CERN, the European Organization for Nuclear Research, was the center of original work that sparked the World Wide Web. In 2013 this side was recovered and hosted again. The site itself has a (/archive/cern/25)[history page] which cites that the project started in 1989. It does not state directly when the first web site was available on the internet, but states"General release of www on central CERN machines" on May 17, 1991. Though wikipedia and other sources state June 6, 1991 as the date on which the first web site went live.

Anyway, lots of interesting information about the early web efforts.

The site itself has a fair number of issues. This is actually one of the fun challenges for capturing, fixing, and presenting this site.

Some issues include:

  • unterminated tags
  • incorrectly terminated tags
  • incorrect links
  • obsolete tags
  • typos
  • incomplete information
  • links to sites which don't exist
  • links to ftp repositories which are no longer supported

In the current version of the archived site, I've managed to fix enough problems so that the site is generally navigable and not distractingly mal-formatted. There is still a ways to go.
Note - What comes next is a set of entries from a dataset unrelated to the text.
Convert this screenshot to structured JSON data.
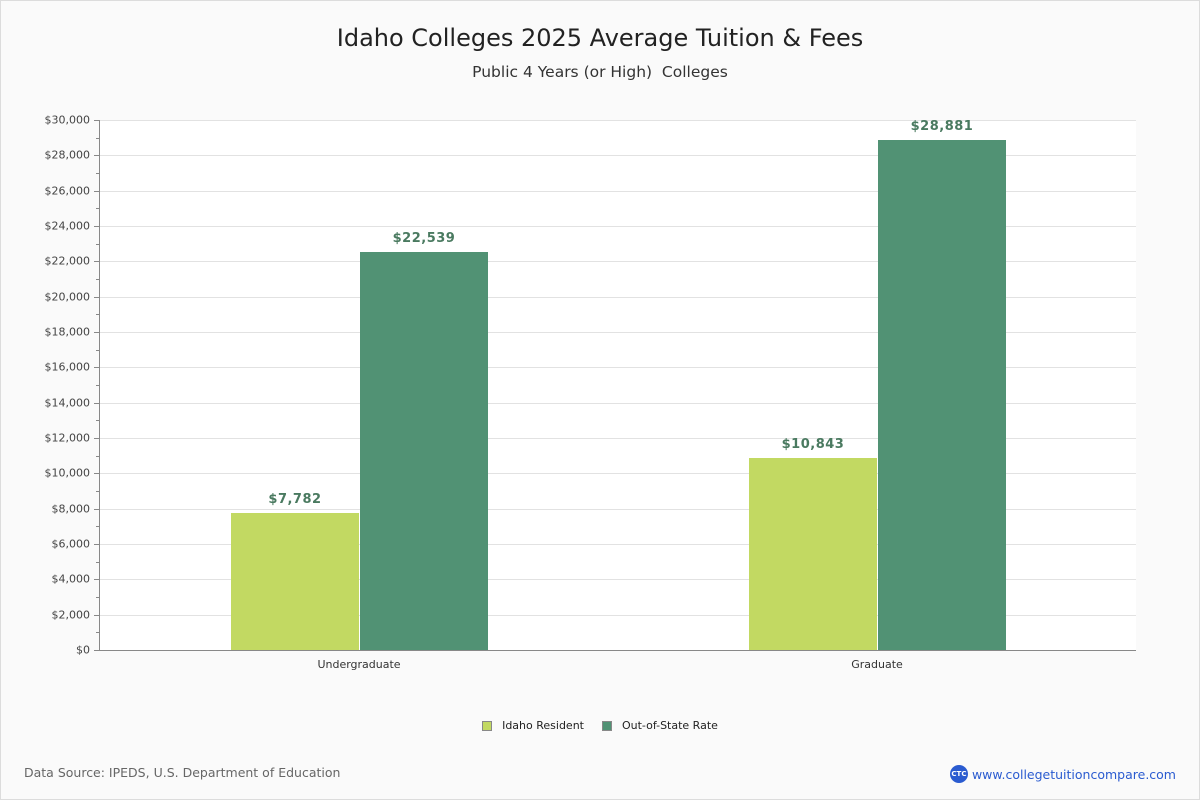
{
  "header": {
    "title": "Idaho Colleges 2025 Average Tuition & Fees",
    "subtitle": "Public 4 Years (or High)  Colleges"
  },
  "colors": {
    "resident": "#c2d962",
    "out_of_state": "#519274",
    "bar_label": "#4a7a60",
    "brand": "#2a5bd0"
  },
  "legend": {
    "items": [
      {
        "label": "Idaho Resident",
        "color": "#c2d962"
      },
      {
        "label": "Out-of-State Rate",
        "color": "#519274"
      }
    ]
  },
  "bar_labels": {
    "undergrad_resident": "$7,782",
    "undergrad_out": "$22,539",
    "grad_resident": "$10,843",
    "grad_out": "$28,881"
  },
  "x_labels": [
    "Undergraduate",
    "Graduate"
  ],
  "y_ticks": [
    "$0",
    "$2,000",
    "$4,000",
    "$6,000",
    "$8,000",
    "$10,000",
    "$12,000",
    "$14,000",
    "$16,000",
    "$18,000",
    "$20,000",
    "$22,000",
    "$24,000",
    "$26,000",
    "$28,000",
    "$30,000"
  ],
  "footer": {
    "source": "Data Source: IPEDS, U.S. Department of Education",
    "brand_logo": "CTC",
    "brand_url": "www.collegetuitioncompare.com"
  },
  "chart_data": {
    "type": "bar",
    "title": "Idaho Colleges 2025 Average Tuition & Fees",
    "subtitle": "Public 4 Years (or High)  Colleges",
    "categories": [
      "Undergraduate",
      "Graduate"
    ],
    "series": [
      {
        "name": "Idaho Resident",
        "values": [
          7782,
          10843
        ],
        "color": "#c2d962"
      },
      {
        "name": "Out-of-State Rate",
        "values": [
          22539,
          28881
        ],
        "color": "#519274"
      }
    ],
    "xlabel": "",
    "ylabel": "",
    "ylim": [
      0,
      30000
    ],
    "y_tick_step": 2000,
    "y_tick_format": "$#,###",
    "grid": true,
    "legend_position": "bottom"
  }
}
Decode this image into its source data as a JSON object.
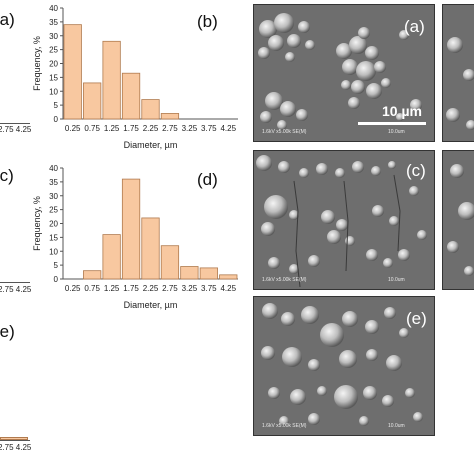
{
  "chart_data": [
    {
      "type": "bar",
      "panel": "(b)",
      "ylabel": "Frequency, %",
      "xlabel": "Diameter, µm",
      "ylim": [
        0,
        40
      ],
      "yticks": [
        "0",
        "5",
        "10",
        "15",
        "20",
        "25",
        "30",
        "35",
        "40"
      ],
      "categories": [
        "0.25",
        "0.75",
        "1.25",
        "1.75",
        "2.25",
        "2.75",
        "3.25",
        "3.75",
        "4.25"
      ],
      "values": [
        34,
        13,
        28,
        16.5,
        7,
        2,
        0,
        0,
        0
      ],
      "bar_color": "#f8c8a0",
      "bar_edge": "#b07a4e",
      "grid": false
    },
    {
      "type": "bar",
      "panel": "(d)",
      "ylabel": "Frequency, %",
      "xlabel": "Diameter, µm",
      "ylim": [
        0,
        40
      ],
      "yticks": [
        "0",
        "5",
        "10",
        "15",
        "20",
        "25",
        "30",
        "35",
        "40"
      ],
      "categories": [
        "0.25",
        "0.75",
        "1.25",
        "1.75",
        "2.25",
        "2.75",
        "3.25",
        "3.75",
        "4.25"
      ],
      "values": [
        0,
        3,
        16,
        36,
        22,
        12,
        4.5,
        4,
        1.5
      ],
      "bar_color": "#f8c8a0",
      "bar_edge": "#b07a4e",
      "grid": false
    }
  ],
  "clipped": {
    "a_label": "(a)",
    "a_ticks": "2.75 4.25",
    "c_label": "(c)",
    "c_ticks": "2.75 4.25",
    "e_label": "(e)",
    "e_ticks": "2.75 4.25"
  },
  "sem": {
    "a_label": "(a)",
    "c_label": "(c)",
    "e_label": "(e)",
    "scale_text": "10 µm",
    "info_a": "1.6kV x5.00k SE(M)",
    "info_c": "1.6kV x5.00k SE(M)",
    "info_e": "1.6kV x5.00k SE(M)",
    "scale_a": "10.0um",
    "scale_c": "10.0um",
    "scale_e": "10.0um"
  }
}
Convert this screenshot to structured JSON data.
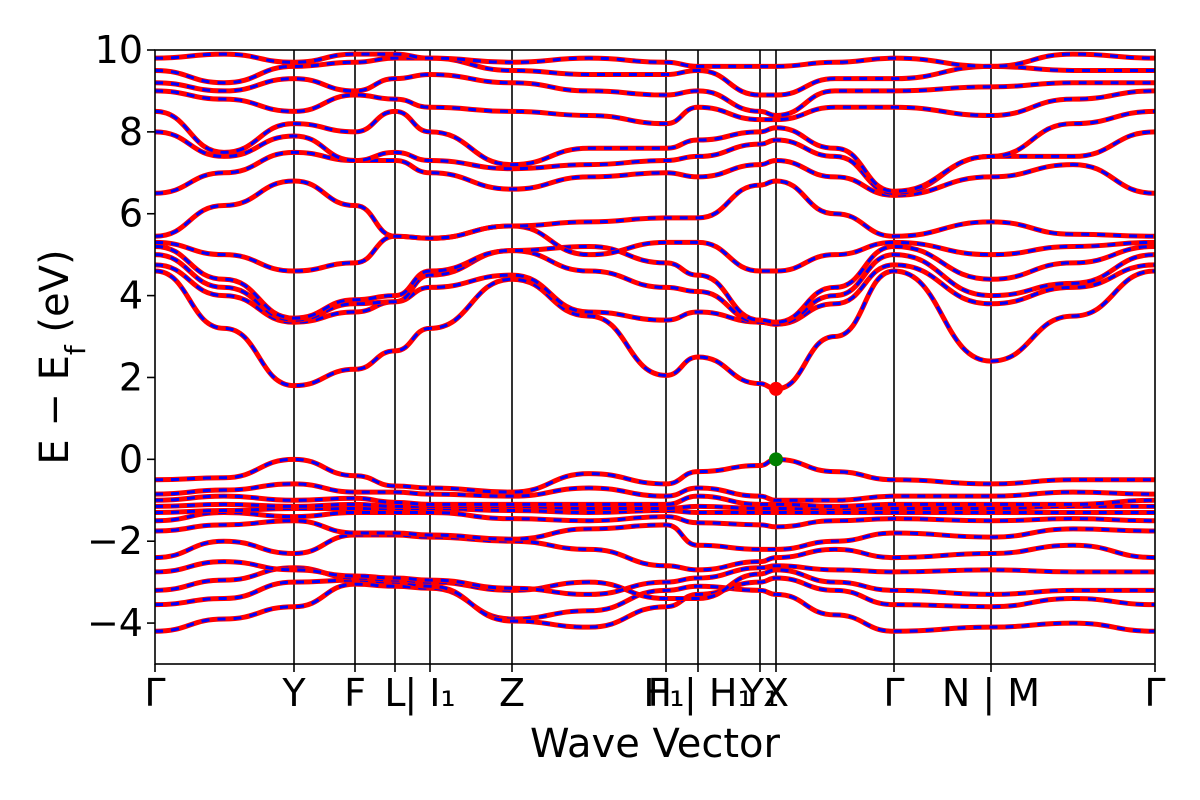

Some things I still want to address:

  • capturing (archiving) inaccessible documents (broken links to individual documents)
  • indexing the site for easy lookup of terms
  • address remaining formatting issues

And as far as the site-as-archive:

  • provide annotations; e.g. note where technical fixes are made, add historical notes
  • navigation trail would be nice
  • capture publication date; this might be based on the resurrection date in 2013 and since, or perhaps it is possible to capture the historical creation date of such documents from the cern archivists.

It is currently implemented as a set of crawling scripts to fetch and correct the pages, which are provided as html pages and a csv file which serves as an index of all links starting from the home page. I will probably be refactoring this into a single sqlite file, which would unlock additional features such as search and site map.

Also, remember it is embedded in the "http-only" project site, in which we use html compatible with ancient browsers, so site appearance and behavior will be old school and will not meet the expectations of the modern web audience (at least those without an interest in the history of the web or the low-tech web.)

Thanks all for now!